Ogni attacco contro l’ONU, infatti, non solo compromette le relazioni diplomatiche con le singole nazioni, ma mina anche l’equilibrio che queste istituzioni cercano di mantenere in contesti di conflitto come il Libano. Tramite l’Unifil, quindi, la comunità internazionale, e quindi l’Italia, rischia di essere trascinata in una guerra, nella quale una grande potenza “ferita” (Israele) pensa di battersi per la propria sopravvivenza senza fare sconti, mentre non tutti gli altri Paesi sono pronti a sostenere questa sfida.
Eppure, questo è il risultato dei deboli tentativi con il quale le Nazioni Unite hanno chiesto un cessate il fuoco, lasciando a Israele campo libero per massacrare 42mila palestinesi. Il silenzio della comunità internazionale - che nella sua posizione super partes voleva condannare entrambe le fazioni dimostrandosi “giudice neutrale” - non ha fatto altro che contribuire al genocidio dei palestinesi perpetrato da Israele che, insieme al premier Benjamin Netanyahu, dovrà rispondere per i crimini di guerra compiuti.
La presenza di peacekeeper in Libano rappresenta quindi un ostacolo per Israele, che preferirebbe condurre le proprie operazioni senza “osservatori scomodi”.
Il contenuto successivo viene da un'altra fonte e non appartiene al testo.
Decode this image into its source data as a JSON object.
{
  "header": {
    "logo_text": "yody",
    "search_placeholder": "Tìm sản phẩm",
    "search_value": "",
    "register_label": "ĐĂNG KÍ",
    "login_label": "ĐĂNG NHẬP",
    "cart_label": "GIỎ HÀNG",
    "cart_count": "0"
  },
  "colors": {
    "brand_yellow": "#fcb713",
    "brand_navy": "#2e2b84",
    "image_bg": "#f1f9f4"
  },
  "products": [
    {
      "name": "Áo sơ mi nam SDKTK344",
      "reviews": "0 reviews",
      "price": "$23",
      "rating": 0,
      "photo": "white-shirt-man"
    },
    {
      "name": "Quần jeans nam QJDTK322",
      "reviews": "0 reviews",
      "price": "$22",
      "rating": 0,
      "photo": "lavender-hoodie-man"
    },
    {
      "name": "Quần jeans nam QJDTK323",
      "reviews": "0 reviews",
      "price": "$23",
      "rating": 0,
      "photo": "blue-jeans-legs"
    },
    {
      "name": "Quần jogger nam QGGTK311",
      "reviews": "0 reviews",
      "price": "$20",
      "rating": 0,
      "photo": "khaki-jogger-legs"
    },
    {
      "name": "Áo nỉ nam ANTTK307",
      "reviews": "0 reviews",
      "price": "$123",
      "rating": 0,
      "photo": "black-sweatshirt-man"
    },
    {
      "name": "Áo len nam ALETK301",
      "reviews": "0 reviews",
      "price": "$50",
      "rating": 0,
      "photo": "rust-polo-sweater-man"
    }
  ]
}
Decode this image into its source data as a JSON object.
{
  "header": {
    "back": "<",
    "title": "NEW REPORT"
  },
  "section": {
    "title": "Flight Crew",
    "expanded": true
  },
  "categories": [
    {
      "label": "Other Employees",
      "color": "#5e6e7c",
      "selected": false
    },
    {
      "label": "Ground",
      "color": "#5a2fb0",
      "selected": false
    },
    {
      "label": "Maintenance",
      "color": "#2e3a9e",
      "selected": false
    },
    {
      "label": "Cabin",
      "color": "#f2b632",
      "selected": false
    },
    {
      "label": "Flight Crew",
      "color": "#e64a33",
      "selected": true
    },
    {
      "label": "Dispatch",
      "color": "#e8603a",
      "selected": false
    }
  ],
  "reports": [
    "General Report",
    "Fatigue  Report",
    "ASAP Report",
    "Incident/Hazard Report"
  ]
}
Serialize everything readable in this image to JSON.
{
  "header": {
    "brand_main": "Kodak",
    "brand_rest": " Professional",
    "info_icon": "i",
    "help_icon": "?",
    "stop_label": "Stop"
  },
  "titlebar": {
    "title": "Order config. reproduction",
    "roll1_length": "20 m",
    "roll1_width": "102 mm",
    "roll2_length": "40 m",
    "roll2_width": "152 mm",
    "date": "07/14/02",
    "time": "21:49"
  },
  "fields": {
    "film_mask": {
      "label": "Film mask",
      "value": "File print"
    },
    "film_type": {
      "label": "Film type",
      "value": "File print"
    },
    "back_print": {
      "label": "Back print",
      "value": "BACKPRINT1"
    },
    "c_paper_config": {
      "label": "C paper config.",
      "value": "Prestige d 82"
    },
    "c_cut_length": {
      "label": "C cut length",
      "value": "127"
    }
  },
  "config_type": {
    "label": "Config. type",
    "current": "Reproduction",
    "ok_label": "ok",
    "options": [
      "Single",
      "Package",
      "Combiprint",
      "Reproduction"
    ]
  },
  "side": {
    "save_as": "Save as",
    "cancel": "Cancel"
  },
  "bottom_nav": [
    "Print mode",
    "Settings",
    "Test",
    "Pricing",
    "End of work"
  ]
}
Come spiegato da Stefano Stefanini, consulente senior dell’Ispi (Istituto per gli studi di politica internazionale), il rapporto tra Israele e le Nazioni Unite è sempre caratterizzato da diffidenza e tensione, evidenziata dalla recente decisione di negare l’ingresso al Segretario Generale António Guterres. Come sostenuto da Stefanini:
Benjamin Netanyahu pensa di fare tutto da solo. Non è l’unico leader mondiale a pensarlo, chiedere a Vladimir Putin: il multilateralismo rimane in piedi ma senza mordente.
Questo non è che un altro passo da parte del governo israeliano verso una politica unilaterale e un’ulteriore prova dell’ indebolimento della diplomazia multilaterale.